Everyone else in America might be calling for harsh, swift justice to be meted out by both the Greece Central School District and the parents of the kids involved. But not Nelson.
Co-author of two dozen parenting books including the “Positive Discipline” series, Nelson says the traditional means of punishment — yelling, shaming, hitting, grounding, etc. — are counterproductive.
“I think to go after these kids in a punitive way, it just doesn’t help,” she said. Nelson knows that the vast majority of parents will scoff both at that notion — and at her belief that the young bullies are merely acting out due to their own “need for a sense of significance and belonging.”

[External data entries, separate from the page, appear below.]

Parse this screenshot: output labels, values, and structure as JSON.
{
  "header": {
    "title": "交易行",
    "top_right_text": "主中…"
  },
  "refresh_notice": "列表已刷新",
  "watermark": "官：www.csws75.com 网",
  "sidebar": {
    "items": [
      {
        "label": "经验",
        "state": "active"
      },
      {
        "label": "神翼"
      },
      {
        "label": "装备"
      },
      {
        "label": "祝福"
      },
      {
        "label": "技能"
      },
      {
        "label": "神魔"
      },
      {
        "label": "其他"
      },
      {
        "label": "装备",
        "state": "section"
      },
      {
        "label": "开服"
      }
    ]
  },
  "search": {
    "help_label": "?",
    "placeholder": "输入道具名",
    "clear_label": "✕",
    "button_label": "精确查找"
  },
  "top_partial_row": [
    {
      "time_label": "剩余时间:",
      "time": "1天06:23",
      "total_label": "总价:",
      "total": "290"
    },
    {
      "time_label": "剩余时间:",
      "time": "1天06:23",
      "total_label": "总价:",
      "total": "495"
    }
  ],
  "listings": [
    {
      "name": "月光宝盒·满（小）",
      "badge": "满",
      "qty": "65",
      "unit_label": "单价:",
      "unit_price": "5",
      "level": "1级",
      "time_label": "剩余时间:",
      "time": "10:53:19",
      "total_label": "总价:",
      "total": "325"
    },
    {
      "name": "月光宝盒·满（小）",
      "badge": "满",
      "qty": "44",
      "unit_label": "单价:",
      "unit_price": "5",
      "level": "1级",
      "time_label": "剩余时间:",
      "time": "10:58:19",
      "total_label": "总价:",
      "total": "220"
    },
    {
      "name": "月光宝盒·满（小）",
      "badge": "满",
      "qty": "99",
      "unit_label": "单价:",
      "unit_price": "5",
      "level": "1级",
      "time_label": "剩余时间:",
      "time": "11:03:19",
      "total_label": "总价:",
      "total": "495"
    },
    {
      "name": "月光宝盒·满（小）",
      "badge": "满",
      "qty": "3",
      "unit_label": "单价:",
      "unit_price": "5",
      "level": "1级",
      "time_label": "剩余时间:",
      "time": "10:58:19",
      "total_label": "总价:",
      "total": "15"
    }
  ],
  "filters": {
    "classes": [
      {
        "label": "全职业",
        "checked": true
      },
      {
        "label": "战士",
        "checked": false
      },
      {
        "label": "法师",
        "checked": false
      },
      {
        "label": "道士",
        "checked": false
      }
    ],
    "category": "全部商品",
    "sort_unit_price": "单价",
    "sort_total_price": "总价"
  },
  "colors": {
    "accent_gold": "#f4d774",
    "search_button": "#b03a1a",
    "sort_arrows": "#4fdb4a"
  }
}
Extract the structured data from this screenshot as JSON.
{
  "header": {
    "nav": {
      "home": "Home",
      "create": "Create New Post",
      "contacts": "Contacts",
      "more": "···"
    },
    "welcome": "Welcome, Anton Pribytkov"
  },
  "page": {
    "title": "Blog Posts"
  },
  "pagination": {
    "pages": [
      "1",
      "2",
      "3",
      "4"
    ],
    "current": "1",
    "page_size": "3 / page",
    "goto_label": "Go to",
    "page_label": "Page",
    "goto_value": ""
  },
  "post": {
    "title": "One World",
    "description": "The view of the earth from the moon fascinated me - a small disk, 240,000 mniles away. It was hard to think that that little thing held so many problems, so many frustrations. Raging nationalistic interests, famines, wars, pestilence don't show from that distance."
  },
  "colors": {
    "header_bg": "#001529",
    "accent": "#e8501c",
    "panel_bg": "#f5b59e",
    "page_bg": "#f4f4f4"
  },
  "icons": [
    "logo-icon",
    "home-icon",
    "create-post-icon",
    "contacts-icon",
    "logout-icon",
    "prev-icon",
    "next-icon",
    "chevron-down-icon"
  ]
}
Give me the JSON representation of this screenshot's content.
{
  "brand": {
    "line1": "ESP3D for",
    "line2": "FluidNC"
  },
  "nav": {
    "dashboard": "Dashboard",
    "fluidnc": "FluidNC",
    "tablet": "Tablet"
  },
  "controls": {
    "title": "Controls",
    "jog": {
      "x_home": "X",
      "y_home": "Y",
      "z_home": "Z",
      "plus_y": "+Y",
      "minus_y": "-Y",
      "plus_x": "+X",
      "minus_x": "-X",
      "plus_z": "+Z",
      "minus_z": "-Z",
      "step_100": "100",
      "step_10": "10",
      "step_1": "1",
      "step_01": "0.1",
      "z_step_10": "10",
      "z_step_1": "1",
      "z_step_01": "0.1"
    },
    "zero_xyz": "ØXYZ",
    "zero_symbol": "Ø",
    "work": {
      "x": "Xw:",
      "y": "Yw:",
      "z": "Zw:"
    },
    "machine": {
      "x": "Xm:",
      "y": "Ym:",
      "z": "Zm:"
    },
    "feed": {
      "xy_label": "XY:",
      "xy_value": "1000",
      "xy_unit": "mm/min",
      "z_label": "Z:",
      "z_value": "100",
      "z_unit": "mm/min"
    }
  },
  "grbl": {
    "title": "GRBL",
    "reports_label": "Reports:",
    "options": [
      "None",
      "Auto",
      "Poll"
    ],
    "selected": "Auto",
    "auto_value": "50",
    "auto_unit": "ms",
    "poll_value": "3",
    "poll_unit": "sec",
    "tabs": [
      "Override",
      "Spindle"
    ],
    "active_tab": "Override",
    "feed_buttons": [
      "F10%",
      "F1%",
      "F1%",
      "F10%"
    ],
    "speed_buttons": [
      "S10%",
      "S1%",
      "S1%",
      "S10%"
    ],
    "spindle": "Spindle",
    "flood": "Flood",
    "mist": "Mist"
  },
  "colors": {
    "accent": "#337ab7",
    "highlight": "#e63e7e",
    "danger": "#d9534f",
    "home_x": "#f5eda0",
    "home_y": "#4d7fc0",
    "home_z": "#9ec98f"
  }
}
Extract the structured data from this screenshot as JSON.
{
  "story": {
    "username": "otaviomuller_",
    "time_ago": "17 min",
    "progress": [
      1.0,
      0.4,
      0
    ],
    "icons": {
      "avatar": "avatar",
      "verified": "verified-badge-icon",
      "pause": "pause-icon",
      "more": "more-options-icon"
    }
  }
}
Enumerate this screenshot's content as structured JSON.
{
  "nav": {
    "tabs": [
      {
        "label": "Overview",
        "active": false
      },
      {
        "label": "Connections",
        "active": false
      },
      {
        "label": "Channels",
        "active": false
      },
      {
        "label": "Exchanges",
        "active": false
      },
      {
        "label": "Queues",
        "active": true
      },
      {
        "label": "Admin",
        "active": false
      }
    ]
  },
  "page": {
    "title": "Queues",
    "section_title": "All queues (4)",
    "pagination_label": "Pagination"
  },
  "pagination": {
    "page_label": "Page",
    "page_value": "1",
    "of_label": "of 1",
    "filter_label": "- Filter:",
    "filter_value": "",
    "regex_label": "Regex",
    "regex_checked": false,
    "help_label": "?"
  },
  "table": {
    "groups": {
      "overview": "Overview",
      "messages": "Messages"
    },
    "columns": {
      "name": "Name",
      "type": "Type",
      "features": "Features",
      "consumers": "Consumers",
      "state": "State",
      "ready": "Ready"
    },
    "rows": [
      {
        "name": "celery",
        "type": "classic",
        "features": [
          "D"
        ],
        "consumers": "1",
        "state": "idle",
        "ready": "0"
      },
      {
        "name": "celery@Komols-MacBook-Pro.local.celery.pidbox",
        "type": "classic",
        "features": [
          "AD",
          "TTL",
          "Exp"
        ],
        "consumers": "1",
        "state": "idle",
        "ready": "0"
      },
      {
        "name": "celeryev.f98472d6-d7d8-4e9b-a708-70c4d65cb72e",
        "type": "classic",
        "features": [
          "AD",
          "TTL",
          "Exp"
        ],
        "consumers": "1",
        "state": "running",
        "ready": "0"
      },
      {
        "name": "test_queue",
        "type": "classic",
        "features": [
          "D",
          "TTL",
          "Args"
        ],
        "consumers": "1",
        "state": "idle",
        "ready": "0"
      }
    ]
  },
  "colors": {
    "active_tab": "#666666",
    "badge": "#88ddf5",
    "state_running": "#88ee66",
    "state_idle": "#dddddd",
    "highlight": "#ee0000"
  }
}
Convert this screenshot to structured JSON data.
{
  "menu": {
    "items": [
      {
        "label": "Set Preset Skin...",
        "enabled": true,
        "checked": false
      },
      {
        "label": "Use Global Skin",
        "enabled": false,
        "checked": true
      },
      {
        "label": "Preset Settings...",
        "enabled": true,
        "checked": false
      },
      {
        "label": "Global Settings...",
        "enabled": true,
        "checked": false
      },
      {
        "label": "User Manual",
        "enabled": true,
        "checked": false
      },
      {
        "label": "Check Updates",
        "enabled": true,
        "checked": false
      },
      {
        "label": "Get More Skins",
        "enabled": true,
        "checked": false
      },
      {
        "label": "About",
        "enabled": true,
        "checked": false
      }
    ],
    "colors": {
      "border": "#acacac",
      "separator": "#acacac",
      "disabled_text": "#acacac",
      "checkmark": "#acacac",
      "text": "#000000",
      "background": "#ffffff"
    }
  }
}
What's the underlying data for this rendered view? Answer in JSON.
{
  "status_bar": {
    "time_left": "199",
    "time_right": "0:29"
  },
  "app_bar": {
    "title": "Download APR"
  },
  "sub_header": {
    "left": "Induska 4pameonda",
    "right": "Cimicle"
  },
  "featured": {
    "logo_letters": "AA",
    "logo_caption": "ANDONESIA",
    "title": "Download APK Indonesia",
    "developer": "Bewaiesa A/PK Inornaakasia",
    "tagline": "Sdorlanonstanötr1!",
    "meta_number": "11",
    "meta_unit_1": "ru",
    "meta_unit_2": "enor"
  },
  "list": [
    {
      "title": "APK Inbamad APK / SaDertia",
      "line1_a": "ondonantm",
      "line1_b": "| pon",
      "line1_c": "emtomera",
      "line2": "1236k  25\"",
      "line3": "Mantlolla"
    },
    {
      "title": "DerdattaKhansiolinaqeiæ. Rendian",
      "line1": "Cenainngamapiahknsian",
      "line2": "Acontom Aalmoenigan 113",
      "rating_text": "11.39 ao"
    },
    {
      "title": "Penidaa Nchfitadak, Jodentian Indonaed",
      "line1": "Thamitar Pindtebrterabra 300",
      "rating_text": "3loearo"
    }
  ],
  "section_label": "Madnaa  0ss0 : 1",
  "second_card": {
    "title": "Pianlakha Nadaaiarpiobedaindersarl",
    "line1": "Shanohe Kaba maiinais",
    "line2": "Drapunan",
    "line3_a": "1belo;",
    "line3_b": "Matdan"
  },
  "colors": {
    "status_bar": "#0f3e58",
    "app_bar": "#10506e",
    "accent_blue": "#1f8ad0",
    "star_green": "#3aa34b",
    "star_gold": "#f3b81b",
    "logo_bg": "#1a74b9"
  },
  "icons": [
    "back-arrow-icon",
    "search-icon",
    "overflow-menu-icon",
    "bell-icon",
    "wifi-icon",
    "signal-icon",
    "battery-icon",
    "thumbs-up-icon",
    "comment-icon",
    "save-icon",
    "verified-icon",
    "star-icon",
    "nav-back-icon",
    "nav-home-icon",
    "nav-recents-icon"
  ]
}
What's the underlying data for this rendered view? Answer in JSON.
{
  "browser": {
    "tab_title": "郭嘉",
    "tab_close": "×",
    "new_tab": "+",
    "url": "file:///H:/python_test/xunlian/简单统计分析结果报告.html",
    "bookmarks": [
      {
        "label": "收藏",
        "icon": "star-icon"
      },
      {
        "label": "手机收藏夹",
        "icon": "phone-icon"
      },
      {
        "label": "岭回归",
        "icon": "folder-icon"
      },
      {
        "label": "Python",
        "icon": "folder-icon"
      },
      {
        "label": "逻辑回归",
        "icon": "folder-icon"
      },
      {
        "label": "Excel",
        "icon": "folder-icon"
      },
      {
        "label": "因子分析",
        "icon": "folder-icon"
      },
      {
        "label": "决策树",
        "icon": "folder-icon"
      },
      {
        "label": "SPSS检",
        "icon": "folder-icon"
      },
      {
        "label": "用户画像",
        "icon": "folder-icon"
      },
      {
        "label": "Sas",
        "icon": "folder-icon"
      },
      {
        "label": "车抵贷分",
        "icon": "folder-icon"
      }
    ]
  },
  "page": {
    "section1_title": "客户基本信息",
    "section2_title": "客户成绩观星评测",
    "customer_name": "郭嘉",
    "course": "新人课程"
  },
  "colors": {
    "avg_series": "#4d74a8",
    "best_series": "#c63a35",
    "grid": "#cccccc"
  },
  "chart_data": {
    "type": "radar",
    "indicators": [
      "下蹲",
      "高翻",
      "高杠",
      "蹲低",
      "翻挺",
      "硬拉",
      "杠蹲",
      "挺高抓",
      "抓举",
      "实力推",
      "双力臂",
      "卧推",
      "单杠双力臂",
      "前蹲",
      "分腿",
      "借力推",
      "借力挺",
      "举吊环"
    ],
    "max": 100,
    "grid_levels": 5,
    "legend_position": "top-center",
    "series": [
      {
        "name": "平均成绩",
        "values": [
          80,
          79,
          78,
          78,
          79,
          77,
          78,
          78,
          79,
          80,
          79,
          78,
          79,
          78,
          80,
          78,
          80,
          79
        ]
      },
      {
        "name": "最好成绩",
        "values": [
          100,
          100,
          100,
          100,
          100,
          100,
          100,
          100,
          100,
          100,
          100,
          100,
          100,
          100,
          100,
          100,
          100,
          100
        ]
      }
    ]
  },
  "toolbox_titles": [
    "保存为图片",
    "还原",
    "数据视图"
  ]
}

I’m sick of reading excuses for why a bus full of middle school children acted in a most deplorable way to their bus monitor. There are no excuses for such vile behavior. I don’t care what age you are, you have a responsibility to be a good citizen and decent person. It sickens me to see a pack bullying situation where a soft target is exposed and then tormented without any resistance whatsoever.
Explanations like this are both unhelpful and insensitive to poor bus monitor, Karen Klein:
When kids reach middle school, bullying becomes more common and more sophisticated, experts says.
“Middle school-age kids are sort of an age group that is notorious for an uptick in the intensity of bullying,” said Dr. Gail Saltz, a psychiatrist in New York and TODAY contributor.
During the middle school years, kids are facing intense peer pressure, the pack mentality is strong and kids feel a growing sense of independence – all while their moral compasses are still developing, she said.
“It’s a time when they’re figuring out who they are by sometimes crossing the line and breaking the rules,” Saltz says. “Their insecurity drives a lot of cliquishness and defining themselves as better by making someone else feel worse.”
Don’t even try to excuse this behaviour in any way based on the age of the perpetrators. This is a culture problem. The parents of these children need to do as much soul-searching as the children themselves.
I am saddened to hear about the families of the students getting death threats. What kind of response is that? What is the sense in dealing with bullying by continuing the chain of bullying? This is isn’t even about a bus full of children. This has even wider implications.
Middle school children worldwide should be put on notice. No more excuses. I don’t care how old you are. It’s time to grow up and treat others with respect!